Les référentiels reconnaissent et distinguent les techniques traditionnelles et les techniques courantes, qui seules sont admises par les assureurs. Les techniques courantes comprennent à la fois les techniques traditionnelles et les innovations, qui doivent toutefois être validées formellement. La documentation professionnelle établie par les acteurs constitue un référentiel de construction partagé, qui rassemble les règles de l'art et s'enrichit constamment des retours d'expérience.

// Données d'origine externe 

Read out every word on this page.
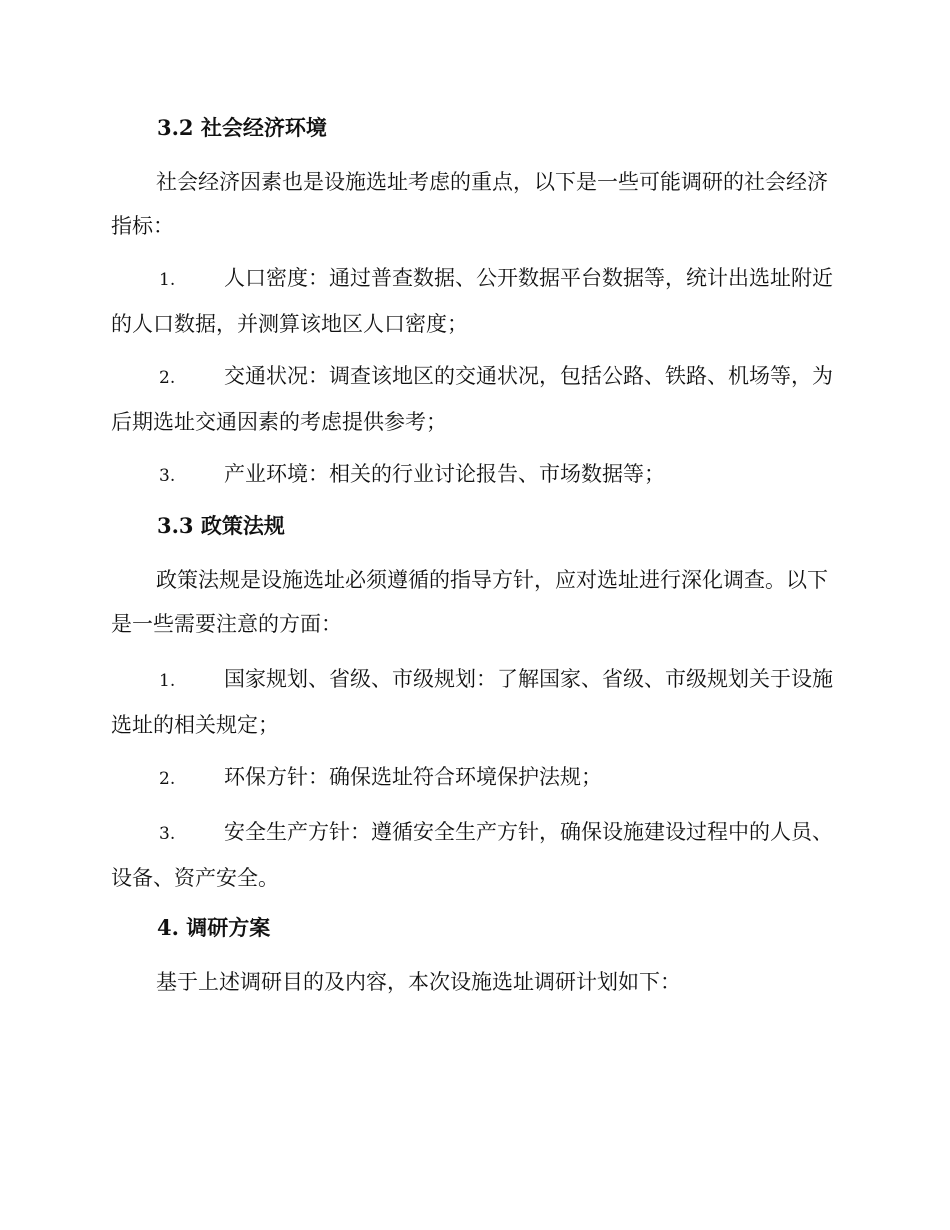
3.2 社会经济环境

社会经济因素也是设施选址考虑的重点，以下是一些可能调研的社会经济指标：

1. 人口密度：通过普查数据、公开数据平台数据等，统计出选址附近的人口数据，并测算该地区人口密度；

2. 交通状况：调查该地区的交通状况，包括公路、铁路、机场等，为后期选址交通因素的考虑提供参考；

3. 产业环境：相关的行业讨论报告、市场数据等；

3.3 政策法规

政策法规是设施选址必须遵循的指导方针，应对选址进行深化调查。以下是一些需要注意的方面：

1. 国家规划、省级、市级规划：了解国家、省级、市级规划关于设施选址的相关规定；

2. 环保方针：确保选址符合环境保护法规；

3. 安全生产方针：遵循安全生产方针，确保设施建设过程中的人员、设备、资产安全。

4. 调研方案

基于上述调研目的及内容，本次设施选址调研计划如下：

Pour les ouvrages de construction, le référentiel le plus répandu auprès des entreprises est le document technique unifié (DTU), dont on commence à prendre conscience qu'il doit être adapté aux spécificités ultramarines. À la fin des années 1990, 90 % des DTU excluaient les outre-mer de leur champ d'application, ce qui posait un problème d'assurance. En 1999, le Groupe de coordination de normalisation du bâtiment (GCNorBât) avait imaginé un DTU complémentaire au DTU « métropole », mais cette idée n'a jamais été mise en oeuvre, faute de données suffisantes pour constituer un référent. Un gros travail a également été effectué aux Antilles sur les règles professionnelles dans les années 1990. La consultation réalisée par la Délégation sénatoriale à l'outre-mer aura eu le mérite de relancer les démarches puisqu'une réunion se tiendra cet après-midi entre Bernard Siriex, président de la Fédération Réunionnaise du Bâtiment et des Travaux Publics (FRBTP), Stéphane Brossard, président de la commission technique, Aurélie Ichard, animatrice technique, nous-mêmes et le Bureau de normalisation des techniques et équipements de la construction (BNTEC). Nous nous demanderons comment recenser les DTU qui posent problème, et comment y introduire des annexes spécifiques aux outre-mer.
Le domaine d'application de l'avis technique est défini par le fabricant demandeur, lorsqu'il innove par rapport au DTU. Cet avis est instruit par la Commission chargée de formuler les avis techniques (CCFAT) pour le Centre scientifique et technique du bâtiment (CSTB). Si le demandeur n'inclut pas l'outre-mer dans le champ de l'avis technique, l'application outre-mer est impossible. S'il l'inclut, des essais complémentaires sont à faire, pour tenir compte des conditions climatiques parfois exceptionnelles, liées aux cyclones, à la pluviométrie ou à l'humidité. Il y a peu d'avis techniques intégrant les conditions climatiques d'outre-mer. Dès lors, peu d'innovations sont validées pour une application outre-mer. À l'inverse, nous n'avons pas connaissance de demandes de fabricants ultramarins visant à obtenir un avis technique pour le marché métropolitain.
La réalisation outre-mer d'un ouvrage non couvert par un DTU impose de faire valider les éléments complémentaires, c'est-à-dire ceux qui ne figurent pas dans le référentiel des techniques courantes. Cela prend plusieurs mois, et impose un déplacement en métropole. Les déclarations de performance des matériaux étant conçues en fonction des conditions climatiques européennes, il est très difficile de faire reconnaître des matériaux non européens. Et il n'est pas simple d'identifier sur place les acteurs susceptibles de réaliser les tests et de valider ces matériaux.
Le Programme d'action pour la qualité de la construction et la transition énergétique (PACTE), lancé en 2014, à la suite des travaux du programme « Règles de l'art Grenelle environnement » (RAGE) prévoit un groupe de travail dédié aux départements et régions d'outre-mer. Les actions destinées à l'outre-mer comprennent une révision des « règles de l'art Antilles » rédigées en 1992 et 1996 et devenues obsolètes, l'adaptation de certains DTU métropolitains et la rédaction de règles de l'art sur des systèmes de production énergétique adaptés. En revanche, les travaux de révision des textes réglementaires dits « RTAA » (Réglementation thermique, acoustique et aération) et sécurité incendie pour les établissements recevant du public (ERP) ne peuvent être effectués dans ce cadre car ils sont de nature réglementaire.